NARS is a New York fashion week staple—even more so since the brand’s namesake founder returned to the backstage trenches for the Fall 2009 season to reunite with longtime friend and collaborator Marc Jacobs on the beauty look for the designer’s show. Since then, Francois Nars’ expertly crafted color palette and divinely textured creams, powders—and, more recently, skin salves—have been increasingly responsible for major makeup moments on the runway at shows like Thakoon, Rodarte, 3.1 Phillip Lim and starting last season, Alexander Wang. The brand’s presence in Europe, however, has been a work in progress that’s about to get a big boon: after nabbing sponsorship duties at Christopher Kane for Spring, NARS has just announced that it will be taking over face-painting duties backstage at Erdem for Fall. The London-based label is on the upswing, thanks in part to a few recent celebrity endorsements (Sienna Miller’s Golden Globes Erdem two-piece was upstaged only by the sheer ensemble Kristen Stewart memorably wore to an On The Road premiere back in December), and designer Erdem Moralioglu’s commitment to strong beauty looks (Spring’s psychedelic Stepford Wives, anyone?) leads us to believe that this partnership is a match made in makeup heaven. Stay tuned.

Photo: Luca Cannonieri /

“Sci-chedelic” Stepford Wives, Backstage At Erdem


Gone was the Victoriana-goth girl that ruled the mood boards backstage at Erdem for Fall. In her place: “otherworldly creatures,” according to face painter Andrew Gallimore, who set to work sculpting a “much brighter, more luminous lady” for Spring.

“Sci-chedelic” is the neologism that was being bandied about between hair and makeup artists in reference to a certain sci-fi psychedelia that informed the beauty effort. “They’re supposed to be like an army of clones,” Gallimore explained, applying a base of MAC Mineralize Moisture Foundation and a touch of its Prep + Prime Finishing Powder. “It’s a bit Stepford Wife-y,” he continued, working its Strobe Cream into the nose bridge, cheeks, and the cupid’s bow of lips to create a futuristic luminosity.
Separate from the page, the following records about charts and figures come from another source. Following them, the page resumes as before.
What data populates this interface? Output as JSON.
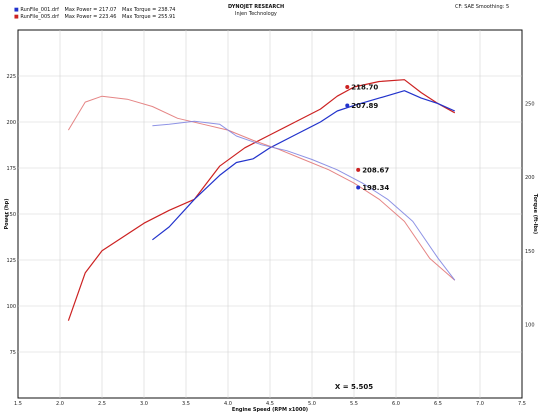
{
  "header": {
    "title": "DYNOJET RESEARCH",
    "subtitle": "Injen Technology",
    "corr": "CF: SAE  Smoothing: 5",
    "runs": [
      {
        "file": "RunFile_001.drf",
        "power_text": "Max Power = 217.07",
        "torque_text": "Max Torque = 238.74",
        "color": "#2233cc"
      },
      {
        "file": "RunFile_005.drf",
        "power_text": "Max Power = 223.46",
        "torque_text": "Max Torque = 255.91",
        "color": "#cc2222"
      }
    ]
  },
  "chart_data": {
    "type": "line",
    "xlabel": "Engine Speed (RPM x1000)",
    "ylabel_left": "Power (hp)",
    "ylabel_right": "Torque (ft-lbs)",
    "xlim": [
      1.5,
      7.5
    ],
    "ylim_left": [
      50,
      250
    ],
    "ylim_right": [
      50,
      300
    ],
    "x_ticks": [
      "1.5",
      "2.0",
      "2.5",
      "3.0",
      "3.5",
      "4.0",
      "4.5",
      "5.0",
      "5.5",
      "6.0",
      "6.5",
      "7.0",
      "7.5"
    ],
    "y_left_ticks": [
      "75",
      "100",
      "125",
      "150",
      "175",
      "200",
      "225"
    ],
    "y_right_ticks": [
      "100",
      "150",
      "200",
      "250"
    ],
    "grid": true,
    "series": [
      {
        "name": "RunFile_005.drf",
        "kind": "power",
        "color": "#cc2222",
        "x": [
          2.1,
          2.3,
          2.5,
          2.8,
          3.0,
          3.3,
          3.6,
          3.9,
          4.2,
          4.5,
          4.8,
          5.1,
          5.3,
          5.5,
          5.8,
          6.1,
          6.3,
          6.5,
          6.7
        ],
        "y": [
          92,
          118,
          130,
          139,
          145,
          152,
          158,
          176,
          186,
          193,
          200,
          207,
          214,
          219,
          222,
          223,
          216,
          210,
          205
        ]
      },
      {
        "name": "RunFile_001.drf",
        "kind": "power",
        "color": "#2233cc",
        "x": [
          3.1,
          3.3,
          3.6,
          3.9,
          4.1,
          4.3,
          4.5,
          4.8,
          5.1,
          5.3,
          5.5,
          5.8,
          6.1,
          6.3,
          6.5,
          6.7
        ],
        "y": [
          136,
          143,
          158,
          171,
          178,
          180,
          186,
          193,
          200,
          206,
          209,
          213,
          217,
          213,
          210,
          206
        ]
      },
      {
        "name": "RunFile_005.drf",
        "kind": "torque",
        "color": "#e07070",
        "x": [
          2.1,
          2.3,
          2.5,
          2.8,
          3.1,
          3.4,
          3.7,
          4.0,
          4.3,
          4.6,
          4.9,
          5.2,
          5.5,
          5.8,
          6.1,
          6.4,
          6.7
        ],
        "y": [
          232,
          251,
          255,
          253,
          248,
          240,
          236,
          232,
          225,
          219,
          212,
          205,
          196,
          185,
          170,
          145,
          130
        ]
      },
      {
        "name": "RunFile_001.drf",
        "kind": "torque",
        "color": "#7a80e0",
        "x": [
          3.1,
          3.3,
          3.6,
          3.9,
          4.1,
          4.4,
          4.7,
          5.0,
          5.3,
          5.6,
          5.9,
          6.2,
          6.5,
          6.7
        ],
        "y": [
          235,
          236,
          238,
          236,
          228,
          222,
          218,
          212,
          205,
          196,
          185,
          170,
          145,
          130
        ]
      }
    ],
    "annotations": [
      {
        "text": "218.70",
        "x": 5.42,
        "y": 219,
        "axis": "left",
        "color": "#cc2222"
      },
      {
        "text": "207.89",
        "x": 5.42,
        "y": 209,
        "axis": "left",
        "color": "#2233cc"
      },
      {
        "text": "208.67",
        "x": 5.55,
        "y": 205,
        "axis": "right",
        "color": "#cc2222"
      },
      {
        "text": "198.34",
        "x": 5.55,
        "y": 193,
        "axis": "right",
        "color": "#2233cc"
      },
      {
        "text": "X = 5.505",
        "x": 5.5,
        "y": 55,
        "axis": "left",
        "color": "#111111"
      }
    ]
  }
}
Curling the lashes and brushing brows upward, Gallimore slicked mouths with MAC Lipmix in Mid-Tone Nude before dabbing just the center with its Pigment in Neo-Orange to allow for a punchy pop of color.
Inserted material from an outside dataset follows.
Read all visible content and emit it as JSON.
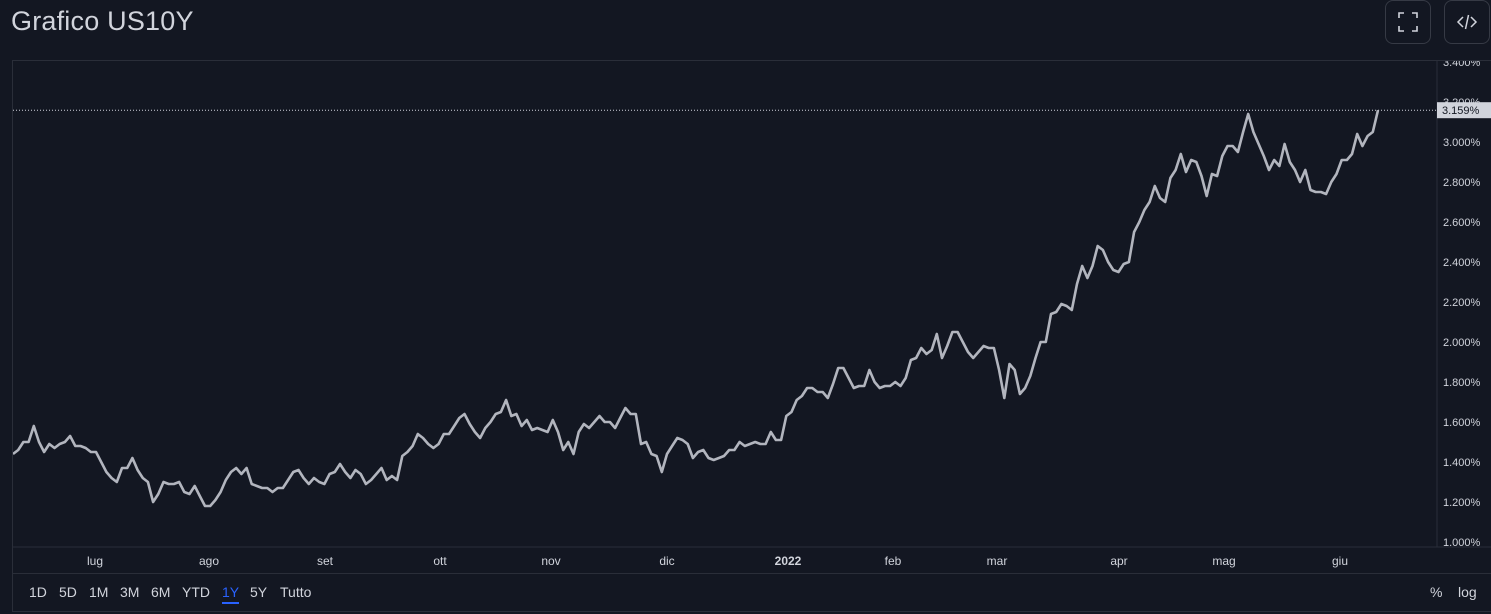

“The whimsical, romantic Erdem girl has evolved into a tougher, more androgynous woman,” Charles Worthington artistic director Marc Trinder agreed, sculpting a clean, strong bun for the occasion. Coating strands with the brand’s new Salon Secrets Elixir, Trinder partially dried them so they retained a bit of a greasy, wet finish. Fashioning a deep side part, he proceeded to gather lengths into a low ponytail at the nape of the neck that resulted in a tight, twisted chignon. Worthington’s Front Row Mirror Dazzle Shine Spray and a fat blush brush swept away any lingering flyaways.